En otra visita, pide a sus hijos que lo dejen allí de manera definitiva. Le gusta incluso la comida, explica, y hace poco pidió dulce de vitoria y se lo prepararon bien, con panela y canela, como debe ser.

Es como vivir en un hotel, dice.

Y deja de preguntar por su casa y por sus gatos y por sus plantas.

Poco después, en la cama del asilo, el anciano muere.

(Se llama vejez. A veces se llega ahí con familia, a veces sin familia. A veces se necesita medicina costosa. A veces duele una cosa, a veces hay que hacer cirugías. Y aunque haya familia, no todos están preparados para saber cómo ser mejores personas, porque es más fácil ser hijo o nieto que una buena persona. A veces se cuenta con un ingreso, resultado de cotizar pensión durante los trabajos de la vida. A veces, aun habiendo trabajado cada día, no hay ingresos. A veces el dulce viejo o la dulce vieja no fueron tan dulces en la vida y solo les queda la caridad de alguna vecina o una orden religiosa caritativa. Pero aun habiendo apoyo o familia  no siempre los ayudantes pueden encontrar una solución que dignifique la vida en la vejez de sus parientes, o un sitio donde se pueda cuidar del que envejece. Entonces se requiere de alguna institución social o del Estado. Hace un siglo la vejez estaba fuera de la esperanza de vida en países industriales. La tecnología y los medicamentos prolongaron esa esperanza. Hoy hay países cuya población envejeció y recurren a la migración para mantener la fuerza de trabajo. En los asilos de los estados de bienestar del norte global dejaron morir a los ancianos enfermos por el virus que desató la pandemia de 2020, aunque se ha evitado abrir investigaciones a fondo sobre ello.
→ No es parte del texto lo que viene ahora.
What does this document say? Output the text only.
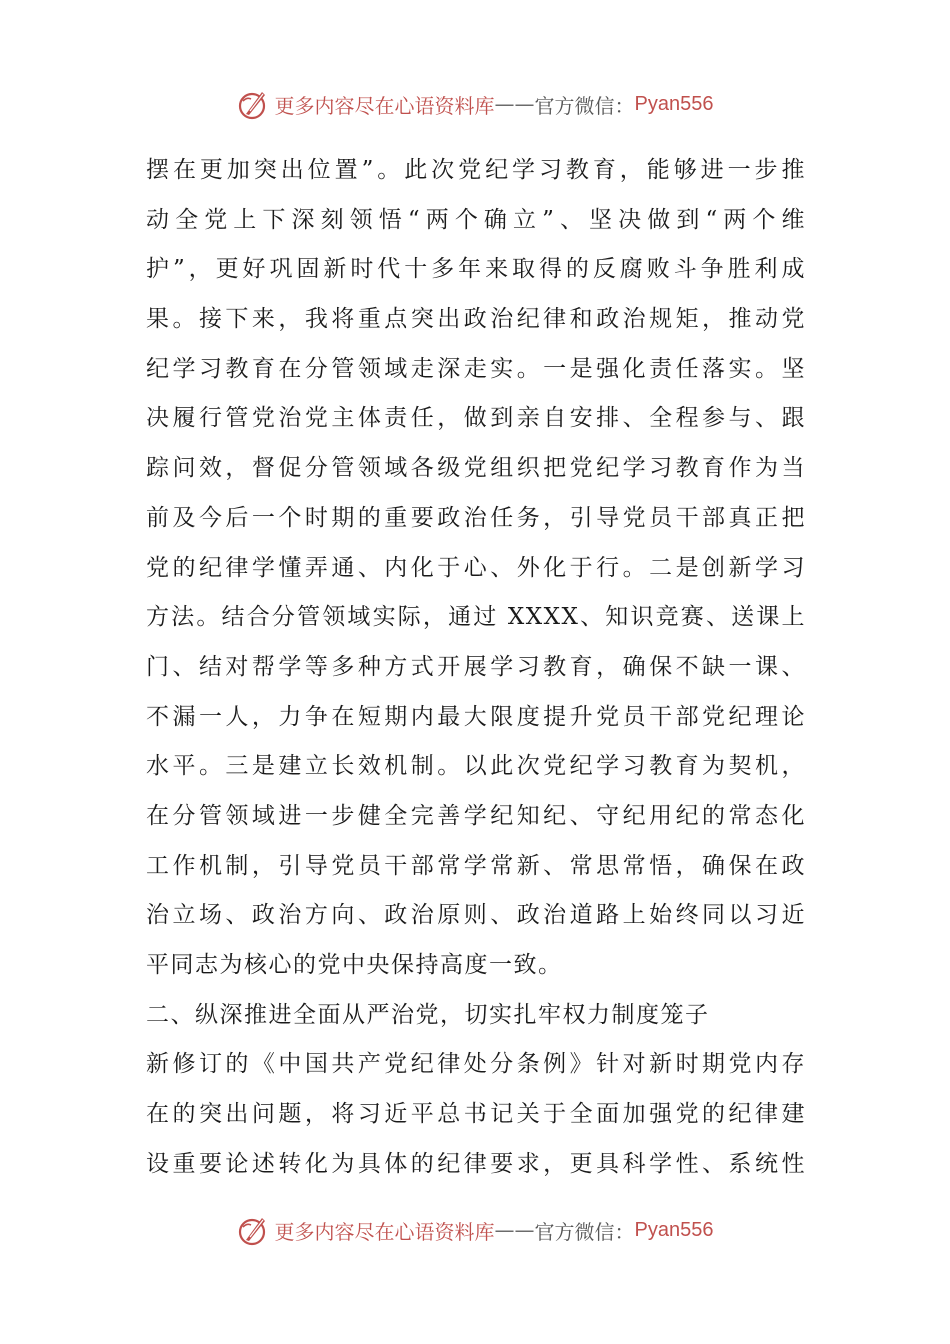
更多内容尽在心语资料库 —— 官方微信： Pyan556
摆在更加突出位置”。此次党纪学习教育，能够进一步推
动全党上下深刻领悟“两个确立”、坚决做到“两个维
护”，更好巩固新时代十多年来取得的反腐败斗争胜利成
果。接下来，我将重点突出政治纪律和政治规矩，推动党
纪学习教育在分管领域走深走实。一是强化责任落实。坚
决履行管党治党主体责任，做到亲自安排、全程参与、跟
踪问效，督促分管领域各级党组织把党纪学习教育作为当
前及今后一个时期的重要政治任务，引导党员干部真正把
党的纪律学懂弄通、内化于心、外化于行。二是创新学习
方法。结合分管领域实际，通过 XXXX、知识竞赛、送课上
门、结对帮学等多种方式开展学习教育，确保不缺一课、
不漏一人，力争在短期内最大限度提升党员干部党纪理论
水平。三是建立长效机制。以此次党纪学习教育为契机，
在分管领域进一步健全完善学纪知纪、守纪用纪的常态化
工作机制，引导党员干部常学常新、常思常悟，确保在政
治立场、政治方向、政治原则、政治道路上始终同以习近
平同志为核心的党中央保持高度一致。
二、纵深推进全面从严治党，切实扎牢权力制度笼子
新修订的《中国共产党纪律处分条例》针对新时期党内存
在的突出问题，将习近平总书记关于全面加强党的纪律建
设重要论述转化为具体的纪律要求，更具科学性、系统性
更多内容尽在心语资料库 —— 官方微信： Pyan556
En los países del sur global que no tenían estado de bienestar muchos murieron en el desamparo.  Se calcula que en 2070 Colombia tendrá 183 ancianos por cada 100 jóvenes, es decir que dos terceras partes de la población colombiana habrá envejecido. ¿Cómo puede el Estado garantizar una vejez digna a sus viejos ciudadanos?)